COLORS’ RAM SIYA KE LUV KUSH – LAUNCH CAMPAIGN BY VIACOM18
Earlier this year, Colors, with the launch of ‘Ram Siya Ke Luv Kush’ decided to reconstruct the story of the epic Ramayana for today’s generation to bring alive the virtues of faith, love, bravery, brotherhood and sacrifice. With its campaign Colors decided to not just creatively recreate the quintessence of Ramayan but also emphasized on technology to drive engagement and spark conversations. The channel created messaging reflecting not just the scale of the show but different aspects of Ramayan, making Ram Siya Ke Luv Kush an interesting watch. In a first ever collaboration, Google and Colors came together to enable users to engage in an interactive voice session with the lead actors of the show through Google Assistant.

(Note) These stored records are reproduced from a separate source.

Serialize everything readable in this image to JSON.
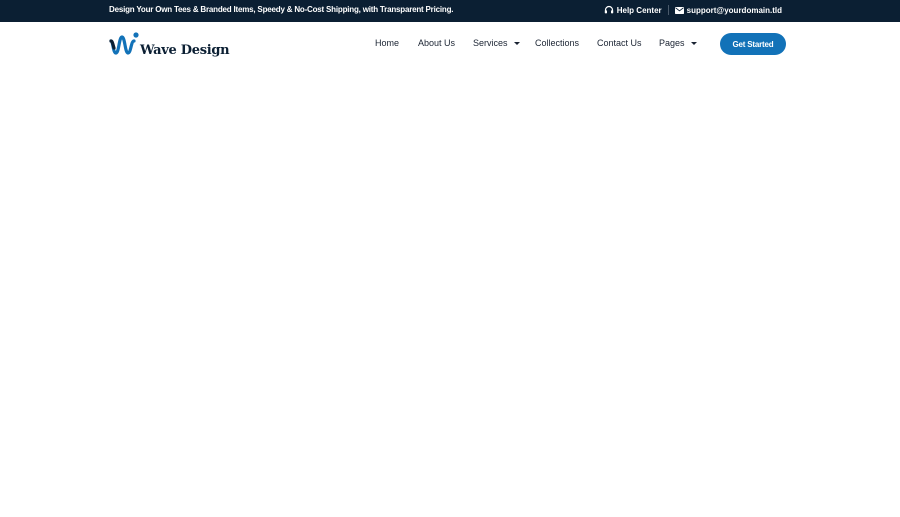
{
  "topbar": {
    "promo": "Design Your Own Tees & Branded Items, Speedy & No-Cost Shipping, with Transparent Pricing.",
    "help": {
      "label": "Help Center",
      "icon": "headset-icon"
    },
    "email": {
      "label": "support@yourdomain.tld",
      "icon": "envelope-icon"
    }
  },
  "logo": {
    "text": "Wave Design",
    "icon": "wave-logo-icon"
  },
  "nav": {
    "items": [
      {
        "label": "Home"
      },
      {
        "label": "About Us"
      },
      {
        "label": "Services",
        "dropdown": true
      },
      {
        "label": "Collections"
      },
      {
        "label": "Contact Us"
      },
      {
        "label": "Pages",
        "dropdown": true
      }
    ]
  },
  "cta": {
    "label": "Get Started"
  },
  "colors": {
    "topbar_bg": "#0b1f33",
    "accent": "#1272b8",
    "text": "#1a2332",
    "background": "#ffffff"
  }
}
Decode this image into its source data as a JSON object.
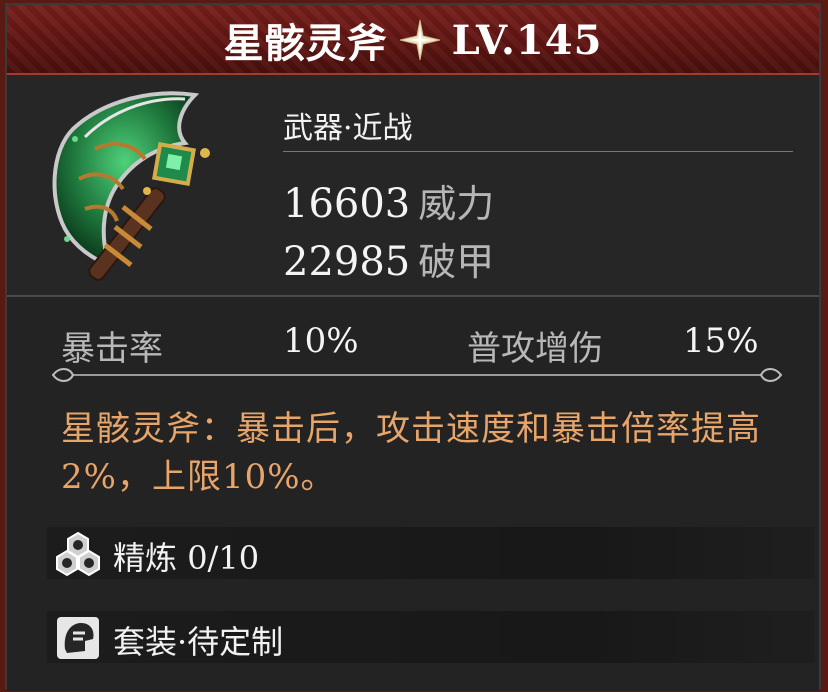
{
  "header": {
    "name": "星骸灵斧",
    "level": "LV.145"
  },
  "item": {
    "type": "武器·近战",
    "stats": [
      {
        "value": "16603",
        "label": "威力"
      },
      {
        "value": "22985",
        "label": "破甲"
      }
    ]
  },
  "attributes": {
    "crit_label": "暴击率",
    "crit_value": "10%",
    "normal_label": "普攻增伤",
    "normal_value": "15%"
  },
  "description": "星骸灵斧：暴击后，攻击速度和暴击倍率提高2%，上限10%。",
  "refine": {
    "label": "精炼",
    "value": "0/10"
  },
  "set": {
    "label": "套装·待定制"
  },
  "colors": {
    "header_bg": "#6b1a17",
    "panel_bg": "#262626",
    "desc_text": "#e8a56a",
    "stat_label": "#b6b6b6"
  },
  "icons": {
    "rarity": "sparkle-star-icon",
    "weapon": "jade-axe-icon",
    "refine": "refine-orbs-icon",
    "set": "knight-helmet-icon"
  }
}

MG MOTOR INDIA’S NO CALM BEFORE THE STORM CAMPAIGN BY VALUE 360 COMMUNICATIONS
This campaign is the journey of a century-old brand with no brand connect with Indian consumers in current times. The consultancy converted this into a success story from a sales as well as communications perspective during the entire auto industry slowdown. This was achieved by building media connect, influencer connect and through market commitment beyond business – showcasing diversity and community connect. Value 360 Communications also achieved this by showcasing readiness for the market, across touch points.
GODREJ HIT: PLATELET DONOR COMMUNITY BY THE GODREJ GROUP
Godrej HIT, from the house of Godrej Consumer Products Limited, is the leader in home-insecticide solutions for deadly mosquitoes and cockroaches. The consumer products company rolled out a CSR campaign for its insecticide solutions brand, Hit, by creating the country’s first platelet donor community. The brand commissioned a survey that states 94% of citizens are unaware of the critical level of platelet count, below which, platelet transfusion is required. To put together a platelet donor community, Hit identified a suitable partner in Apollo Hospitals. With 125,000 donor registrations, the initiative’s saw a digital PR reach of over 2.5 million, while the platelet donor community saved many lives including 8 critical ones.